When Tom Glavine achieved a feat only 22 others had achieved before him, many said that was going to be the last time a pitcher won 300 games. Over time, 300 wins has become a magnificent and magical feat that is only achieved by pitchers who are durable, dominant, and wise. The feat requires many skills and is widely regarded as the "magic" number which guarentees a pitcher entry into the Baseball Hall of Fame.
There is one pitcher, however, who is ever so close to the amazing feat. Yet, no one seems to care. All I seemed to hear when Glavine reached the plateau last season, was that this is the last time that a pitcher will win 300 games in a career.

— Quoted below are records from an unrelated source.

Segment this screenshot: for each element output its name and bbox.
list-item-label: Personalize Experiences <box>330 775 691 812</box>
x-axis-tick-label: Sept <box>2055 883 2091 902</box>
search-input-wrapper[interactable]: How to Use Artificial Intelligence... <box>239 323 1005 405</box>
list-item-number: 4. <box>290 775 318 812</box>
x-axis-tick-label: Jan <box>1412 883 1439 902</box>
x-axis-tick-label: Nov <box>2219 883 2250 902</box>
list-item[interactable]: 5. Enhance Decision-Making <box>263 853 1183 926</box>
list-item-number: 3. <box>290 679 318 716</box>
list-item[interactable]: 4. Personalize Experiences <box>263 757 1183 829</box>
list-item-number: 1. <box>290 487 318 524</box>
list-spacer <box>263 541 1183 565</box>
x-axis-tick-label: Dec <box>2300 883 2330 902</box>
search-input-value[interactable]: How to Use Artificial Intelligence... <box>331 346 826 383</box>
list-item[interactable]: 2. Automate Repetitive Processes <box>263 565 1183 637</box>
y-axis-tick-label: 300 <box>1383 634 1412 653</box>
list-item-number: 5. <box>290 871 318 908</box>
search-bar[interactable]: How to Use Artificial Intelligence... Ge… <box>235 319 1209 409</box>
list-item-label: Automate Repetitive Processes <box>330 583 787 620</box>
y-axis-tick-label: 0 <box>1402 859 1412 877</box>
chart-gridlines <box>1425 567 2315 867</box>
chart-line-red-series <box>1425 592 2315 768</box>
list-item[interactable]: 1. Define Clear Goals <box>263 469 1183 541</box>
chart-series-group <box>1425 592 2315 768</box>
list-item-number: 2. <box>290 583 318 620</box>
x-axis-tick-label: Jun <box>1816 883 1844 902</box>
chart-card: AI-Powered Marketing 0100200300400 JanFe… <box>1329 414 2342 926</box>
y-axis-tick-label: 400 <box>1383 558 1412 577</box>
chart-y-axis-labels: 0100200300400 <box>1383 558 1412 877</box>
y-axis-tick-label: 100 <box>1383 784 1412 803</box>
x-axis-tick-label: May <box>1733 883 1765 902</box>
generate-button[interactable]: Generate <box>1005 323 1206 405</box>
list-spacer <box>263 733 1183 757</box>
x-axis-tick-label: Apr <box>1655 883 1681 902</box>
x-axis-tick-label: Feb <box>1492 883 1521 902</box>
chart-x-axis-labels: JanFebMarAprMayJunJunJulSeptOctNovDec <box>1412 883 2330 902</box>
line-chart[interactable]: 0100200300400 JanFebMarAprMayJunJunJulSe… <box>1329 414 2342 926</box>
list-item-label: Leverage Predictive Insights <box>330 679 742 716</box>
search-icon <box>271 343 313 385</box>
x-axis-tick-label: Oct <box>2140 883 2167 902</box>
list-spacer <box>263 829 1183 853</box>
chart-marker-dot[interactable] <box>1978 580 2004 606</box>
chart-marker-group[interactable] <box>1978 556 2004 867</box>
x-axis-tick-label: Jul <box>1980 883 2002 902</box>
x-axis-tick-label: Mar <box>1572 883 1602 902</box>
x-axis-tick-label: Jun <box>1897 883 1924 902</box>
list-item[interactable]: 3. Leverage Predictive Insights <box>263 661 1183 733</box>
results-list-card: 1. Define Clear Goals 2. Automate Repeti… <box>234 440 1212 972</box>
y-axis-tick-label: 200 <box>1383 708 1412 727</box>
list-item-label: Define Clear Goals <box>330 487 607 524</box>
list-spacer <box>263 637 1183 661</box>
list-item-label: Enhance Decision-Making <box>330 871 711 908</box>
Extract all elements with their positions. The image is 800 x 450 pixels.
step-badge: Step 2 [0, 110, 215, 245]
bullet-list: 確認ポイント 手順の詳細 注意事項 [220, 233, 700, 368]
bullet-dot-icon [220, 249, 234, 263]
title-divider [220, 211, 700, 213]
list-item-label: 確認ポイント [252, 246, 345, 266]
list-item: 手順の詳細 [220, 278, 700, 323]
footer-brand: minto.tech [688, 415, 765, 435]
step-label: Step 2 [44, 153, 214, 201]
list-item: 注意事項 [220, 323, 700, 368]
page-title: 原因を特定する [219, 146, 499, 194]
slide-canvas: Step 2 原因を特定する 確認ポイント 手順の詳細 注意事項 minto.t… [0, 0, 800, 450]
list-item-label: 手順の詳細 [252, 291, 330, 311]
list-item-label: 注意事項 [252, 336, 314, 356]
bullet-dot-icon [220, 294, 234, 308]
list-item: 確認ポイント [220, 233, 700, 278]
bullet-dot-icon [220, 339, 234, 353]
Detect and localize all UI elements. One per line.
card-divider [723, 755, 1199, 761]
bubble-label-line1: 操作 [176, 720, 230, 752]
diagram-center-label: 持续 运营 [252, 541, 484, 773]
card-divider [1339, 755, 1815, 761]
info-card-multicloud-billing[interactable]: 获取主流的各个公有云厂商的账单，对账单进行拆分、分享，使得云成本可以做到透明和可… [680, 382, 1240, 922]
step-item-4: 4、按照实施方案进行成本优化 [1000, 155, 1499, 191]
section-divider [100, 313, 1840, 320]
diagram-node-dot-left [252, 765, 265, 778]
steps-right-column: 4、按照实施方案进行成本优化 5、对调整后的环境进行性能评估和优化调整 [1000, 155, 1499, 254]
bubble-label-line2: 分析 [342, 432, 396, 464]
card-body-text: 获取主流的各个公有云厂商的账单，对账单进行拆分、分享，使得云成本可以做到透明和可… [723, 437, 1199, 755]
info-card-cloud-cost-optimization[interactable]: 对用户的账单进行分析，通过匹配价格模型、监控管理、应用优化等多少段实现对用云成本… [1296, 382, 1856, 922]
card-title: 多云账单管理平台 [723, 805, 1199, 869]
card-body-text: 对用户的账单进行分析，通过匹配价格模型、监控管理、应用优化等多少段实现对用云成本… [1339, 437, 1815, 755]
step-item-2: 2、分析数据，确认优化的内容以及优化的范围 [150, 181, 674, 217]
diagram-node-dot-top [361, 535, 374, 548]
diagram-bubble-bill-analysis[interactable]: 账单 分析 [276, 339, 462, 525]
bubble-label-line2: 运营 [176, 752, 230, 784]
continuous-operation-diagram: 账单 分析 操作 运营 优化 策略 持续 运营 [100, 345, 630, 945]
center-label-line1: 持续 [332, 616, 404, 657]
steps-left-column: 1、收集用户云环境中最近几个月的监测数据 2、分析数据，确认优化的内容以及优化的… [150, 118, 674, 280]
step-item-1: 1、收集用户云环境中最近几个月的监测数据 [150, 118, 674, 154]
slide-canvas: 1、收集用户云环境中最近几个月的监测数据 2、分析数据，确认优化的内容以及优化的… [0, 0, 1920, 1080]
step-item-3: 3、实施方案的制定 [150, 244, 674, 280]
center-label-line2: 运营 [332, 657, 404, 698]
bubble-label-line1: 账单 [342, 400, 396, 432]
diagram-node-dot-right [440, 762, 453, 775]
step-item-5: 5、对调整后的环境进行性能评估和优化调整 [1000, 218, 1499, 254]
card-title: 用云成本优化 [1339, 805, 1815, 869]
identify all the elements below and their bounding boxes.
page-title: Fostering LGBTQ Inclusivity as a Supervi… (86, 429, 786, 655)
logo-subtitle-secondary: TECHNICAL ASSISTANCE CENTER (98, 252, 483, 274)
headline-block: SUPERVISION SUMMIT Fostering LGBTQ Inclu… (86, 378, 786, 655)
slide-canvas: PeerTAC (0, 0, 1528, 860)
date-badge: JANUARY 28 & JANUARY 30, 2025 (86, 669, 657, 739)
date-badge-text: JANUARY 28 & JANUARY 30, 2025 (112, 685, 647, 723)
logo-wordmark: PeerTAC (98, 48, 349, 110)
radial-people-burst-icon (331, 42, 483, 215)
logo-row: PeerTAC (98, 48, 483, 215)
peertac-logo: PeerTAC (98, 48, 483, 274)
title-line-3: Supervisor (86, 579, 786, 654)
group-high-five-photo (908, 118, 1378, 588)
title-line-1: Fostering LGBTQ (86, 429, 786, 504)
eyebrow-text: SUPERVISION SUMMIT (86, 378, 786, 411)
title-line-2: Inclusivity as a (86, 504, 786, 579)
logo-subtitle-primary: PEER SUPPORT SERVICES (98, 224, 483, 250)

Well guess what? Randy Johnson, the Big Unit himself, has 294 wins. Granted there is a slim chance he will win out and reach 300 this season, but he's extremely close to a number only achieved 4 time in the past two decades.
With this achievement, Johnson would also gain admission to a more exclusive club. The 300 win-3,000 strikeout club. Johnson will be the 10th member of this esteemed club, joining the likes of greats such as Nolan Ryan, Tom Seaver, Phil Niekro, etc.
At the end of Johnson's career, the question will be raised: Is Randy Johnson a Hall of Famer?
My answer? Yes, he's a surefire hall of famer.
If you take a look at the stats, it's an easy answer. A career 3.25 ERA, 4,755 Ks (2nd all time), career WHIP of 1.17, career BAA of .220, and 3 seasons of 20+ wins (including a 24-5 season back in '02).
He's had a dominant fastball throughout his career, and has won the Cy Young award 5 time, the 2nd most total in all of MLB history. He's been an All-Star 10 times in his career, and he won a World Series in 2001 (he was co-MVP).
We can't forget his no-hitter 18 years ago, and we definitely can't forget his perfect game just 4 years ago. That perfect game set the record for oldest pitcher to throw a perfect game.
The Big Unit has been a dominating and intimidating presence on the mound for decades, and he's easily one of the best pitchers in recent memory.